Earlier today, we pointed out that Fox & Friends host Steve Doocy had provided Rep. Darrell Issa (R-CA) with a forum to accuse the Obama administration of creating a “Nixonian type enemies list” based on their draft executive order to require federal contractors to be more transparent with their political donations. Now Fox's “news” shows are running with the smear.
In a segment on America Live, Alisyn Camerota and Mike Emanuel pushed claims that under the proposal, “if you've given to Republican candidates, well maybe you won't get a federal contract.”

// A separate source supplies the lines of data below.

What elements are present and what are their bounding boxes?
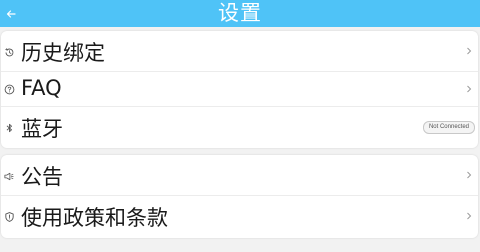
settings-item-label: 公告	[21, 165, 63, 189]
shield-icon	[3, 211, 15, 223]
history-icon	[3, 46, 15, 58]
top-bar: 设置	[0, 0, 480, 27]
settings-item-announcements[interactable]: 公告	[1, 155, 478, 196]
help-circle-icon	[3, 83, 15, 95]
bluetooth-icon	[3, 122, 15, 134]
chevron-right-icon	[465, 171, 473, 179]
status-badge: Not Connected	[422, 121, 475, 134]
megaphone-icon	[3, 170, 15, 182]
settings-item-history-binding[interactable]: 历史绑定	[1, 31, 478, 72]
chevron-right-icon	[465, 47, 473, 55]
page-title: 设置	[218, 1, 262, 25]
chevron-right-icon	[465, 212, 473, 220]
settings-item-policy-and-terms[interactable]: 使用政策和条款	[1, 196, 478, 238]
settings-item-label: FAQ	[21, 76, 62, 100]
settings-item-label: 蓝牙	[21, 117, 63, 141]
settings-item-label: 使用政策和条款	[21, 206, 168, 230]
settings-card-2: 公告 使用政策和条款	[1, 155, 478, 238]
chevron-right-icon	[465, 85, 473, 93]
settings-item-label: 历史绑定	[21, 41, 105, 65]
settings-item-faq[interactable]: FAQ	[1, 72, 478, 107]
settings-card-1: 历史绑定 FAQ 蓝牙 Not Connected	[1, 31, 478, 148]
settings-item-bluetooth[interactable]: 蓝牙 Not Connected	[1, 107, 478, 148]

Later in the hour, NDN's Simon Rosenberg pointed out that this claim is ridiculous, since much of the information the draft order deals with is already disclosed, with the order extending the disclosure to new, currently undisclosed political contribution streams:
CAMEROTA: Even if it isn't intended to be a blacklist, couldn't it somehow be abused where if you find, “Oh, interesting, this contractor has given to Republican candidates, perhaps I'm not interested”?
ROSENBERG: All of that information is already publicly available. If these companies have political action committees, then the money that they already give out to federal officeholders has been publicly available for generations.

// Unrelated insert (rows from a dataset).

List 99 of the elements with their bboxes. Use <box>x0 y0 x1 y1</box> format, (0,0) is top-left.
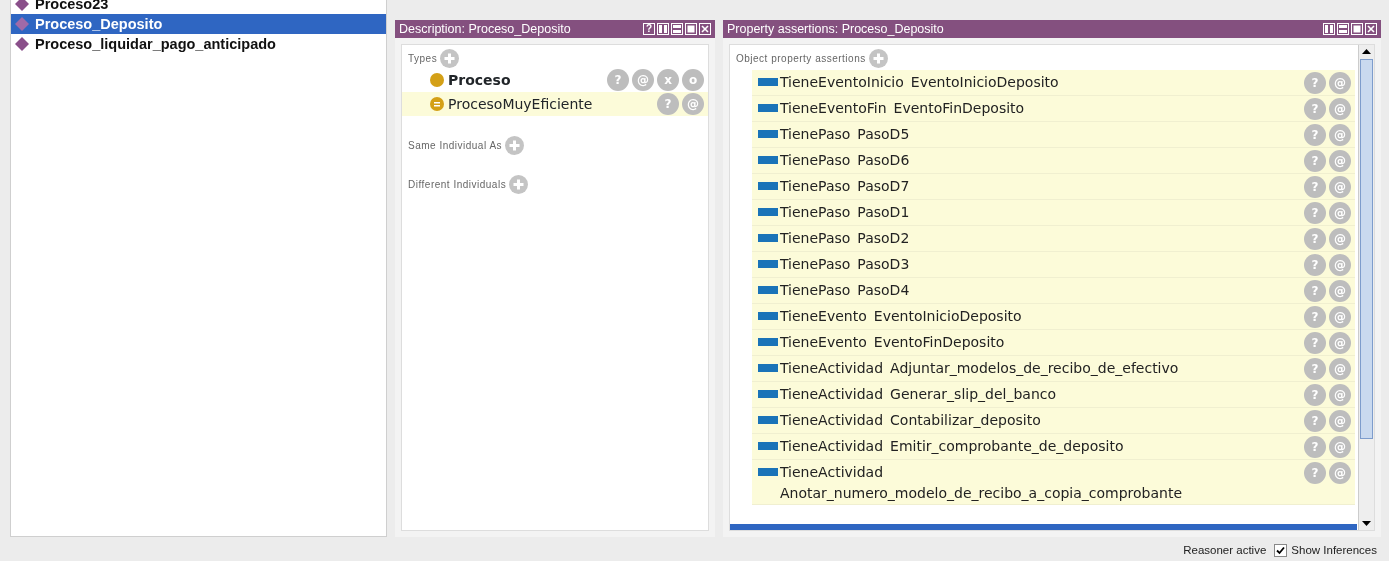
action-button[interactable]: ? <box>1304 462 1326 484</box>
action-button[interactable]: ? <box>1304 150 1326 172</box>
action-button[interactable]: @ <box>1329 254 1351 276</box>
assertion-text[interactable]: TieneActividad Adjuntar_modelos_de_recibo_de_efectivo <box>778 358 1179 379</box>
property-icon <box>758 442 778 450</box>
section-label: Different Individuals <box>408 178 507 192</box>
action-button[interactable]: ? <box>607 69 629 91</box>
action-button[interactable]: @ <box>1329 228 1351 250</box>
assertion-text[interactable]: TieneActividad Generar_slip_del_banco <box>778 384 1057 405</box>
section-label: Object property assertions <box>736 52 866 66</box>
property-icon <box>758 416 778 424</box>
action-button[interactable]: @ <box>1329 150 1351 172</box>
action-button[interactable]: ? <box>1304 358 1326 380</box>
assertion-text[interactable]: TieneActividad Emitir_comprobante_de_deposito <box>778 436 1124 457</box>
action-button[interactable]: ? <box>657 93 679 115</box>
property-icon <box>758 390 778 398</box>
action-button[interactable]: @ <box>1329 98 1351 120</box>
action-button[interactable]: ? <box>1304 306 1326 328</box>
individual-item[interactable]: Proceso_liquidar_pago_anticipado <box>11 34 386 54</box>
action-button[interactable]: ? <box>1304 202 1326 224</box>
assertion-text[interactable]: TieneEvento EventoFinDeposito <box>778 332 1005 353</box>
action-button[interactable]: ? <box>1304 280 1326 302</box>
diamond-icon <box>15 0 29 11</box>
property-icon <box>758 260 778 268</box>
assertion-text[interactable]: TieneActividad Anotar_numero_modelo_de_recibo_a_copia_comprobante <box>778 462 1268 504</box>
split-horizontal-icon[interactable] <box>671 23 683 35</box>
property-icon <box>758 130 778 138</box>
action-button[interactable]: ? <box>1304 228 1326 250</box>
property-icon <box>758 338 778 346</box>
action-button[interactable]: @ <box>1329 202 1351 224</box>
action-button[interactable]: ? <box>1304 436 1326 458</box>
assertion-text[interactable]: TienePaso PasoD1 <box>778 202 910 223</box>
action-button[interactable]: @ <box>1329 384 1351 406</box>
action-button[interactable]: @ <box>682 93 704 115</box>
property-icon <box>758 286 778 294</box>
diamond-icon <box>15 37 29 51</box>
section-label: Same Individual As <box>408 139 503 153</box>
assertion-text[interactable]: TienePaso PasoD7 <box>778 176 910 197</box>
property-icon <box>758 208 778 216</box>
vertical-scrollbar[interactable] <box>1358 45 1374 530</box>
action-button[interactable]: ? <box>1304 72 1326 94</box>
panel-title: Property assertions: Proceso_Deposito <box>727 21 944 38</box>
property-icon <box>758 182 778 190</box>
action-button[interactable]: @ <box>1329 72 1351 94</box>
action-button[interactable]: @ <box>632 69 654 91</box>
action-button[interactable]: @ <box>1329 358 1351 380</box>
property-icon <box>758 156 778 164</box>
action-button[interactable]: ? <box>1304 176 1326 198</box>
maximize-icon[interactable] <box>685 23 697 35</box>
panel-title: Description: Proceso_Deposito <box>399 21 571 38</box>
split-horizontal-icon[interactable] <box>1337 23 1349 35</box>
split-vertical-icon[interactable] <box>1323 23 1335 35</box>
action-button[interactable]: o <box>682 69 704 91</box>
assertion-text[interactable]: TieneActividad Contabilizar_deposito <box>778 410 1041 431</box>
action-button[interactable]: @ <box>1329 436 1351 458</box>
assertion-text[interactable]: TienePaso PasoD5 <box>778 124 910 145</box>
horizontal-scrollbar[interactable] <box>730 524 1357 530</box>
reasoner-status: Reasoner active <box>1183 542 1267 558</box>
section-label: Types <box>408 52 438 66</box>
action-button[interactable]: ? <box>1304 332 1326 354</box>
action-button[interactable]: ? <box>1304 254 1326 276</box>
split-vertical-icon[interactable] <box>657 23 669 35</box>
assertion-text[interactable]: TienePaso PasoD6 <box>778 150 910 171</box>
close-icon[interactable] <box>699 23 711 35</box>
defined-class-icon <box>430 97 444 111</box>
checkbox-label: Show Inferences <box>1291 542 1377 558</box>
action-button[interactable]: @ <box>1329 306 1351 328</box>
action-button[interactable]: @ <box>1329 176 1351 198</box>
action-button[interactable]: ? <box>1304 98 1326 120</box>
assertion-text[interactable]: TieneEventoFin EventoFinDeposito <box>778 98 1025 119</box>
property-icon <box>758 104 778 112</box>
show-inferences-checkbox[interactable] <box>1274 544 1288 557</box>
assertion-text[interactable]: TienePaso PasoD4 <box>778 280 910 301</box>
close-icon[interactable] <box>1365 23 1377 35</box>
diamond-icon <box>15 17 29 31</box>
type-name[interactable]: Proceso <box>448 69 511 91</box>
property-icon <box>758 468 778 476</box>
property-icon <box>758 312 778 320</box>
individual-item[interactable]: Proceso_Deposito <box>11 14 386 34</box>
assertion-text[interactable]: TieneEventoInicio EventoInicioDeposito <box>778 72 1059 93</box>
action-button[interactable]: @ <box>1329 332 1351 354</box>
action-button[interactable]: ? <box>1304 384 1326 406</box>
action-button[interactable]: @ <box>1329 462 1351 484</box>
assertion-text[interactable]: TienePaso PasoD2 <box>778 228 910 249</box>
class-icon <box>430 73 444 87</box>
action-button[interactable]: @ <box>1329 410 1351 432</box>
action-button[interactable]: x <box>657 69 679 91</box>
action-button[interactable]: ? <box>1304 124 1326 146</box>
assertion-text[interactable]: TieneEvento EventoInicioDeposito <box>778 306 1022 327</box>
action-button[interactable]: @ <box>1329 280 1351 302</box>
maximize-icon[interactable] <box>1351 23 1363 35</box>
property-icon <box>758 234 778 242</box>
help-button[interactable]: ? <box>643 23 655 35</box>
type-name[interactable]: ProcesoMuyEficiente <box>448 93 593 115</box>
property-icon <box>758 364 778 372</box>
assertion-text[interactable]: TienePaso PasoD3 <box>778 254 910 275</box>
action-button[interactable]: ? <box>1304 410 1326 432</box>
action-button[interactable]: @ <box>1329 124 1351 146</box>
property-icon <box>758 78 778 86</box>
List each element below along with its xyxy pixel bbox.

Indeed, information on companies' political action committee donations and contributions from their officers is already publicly available online. If the Obama administration wanted to find out who those companies were giving to and use that information to inform their contracting decisions, they could do so currently through publicly available information. Note that neither Issa nor Fox has uncovered any instances of this actually occurring.
Indeed, one company, KBR, held more than $4.5 billion in federal contracts last year, seventh in the country, while giving 93 percent of its PAC's donations to Republicans. And Congressional Quartely Weekly reported in February that KBR is continuing to get government contracts during the Obama administration: "[T]he Army told reporters last year that the company, now called KBR, would have no competition and would get another extension worth $568 million to support U.S. forces in Iraq through the end of this year" (retrieved via Nexis).
As to former Bush White House aide Brad Blakeman's complaint that the information shouldn't be disclosed as part of the bidding process, the draft order makes clear that the information is being collected from bidders and distributed on the Internet precisely so that taxpayers can see it and have information on the degree to which contracting decisions are being influenced by corporate money.
As Rosenberg points out, it's curious that conservatives don't want this information out there if they don't have something to hide.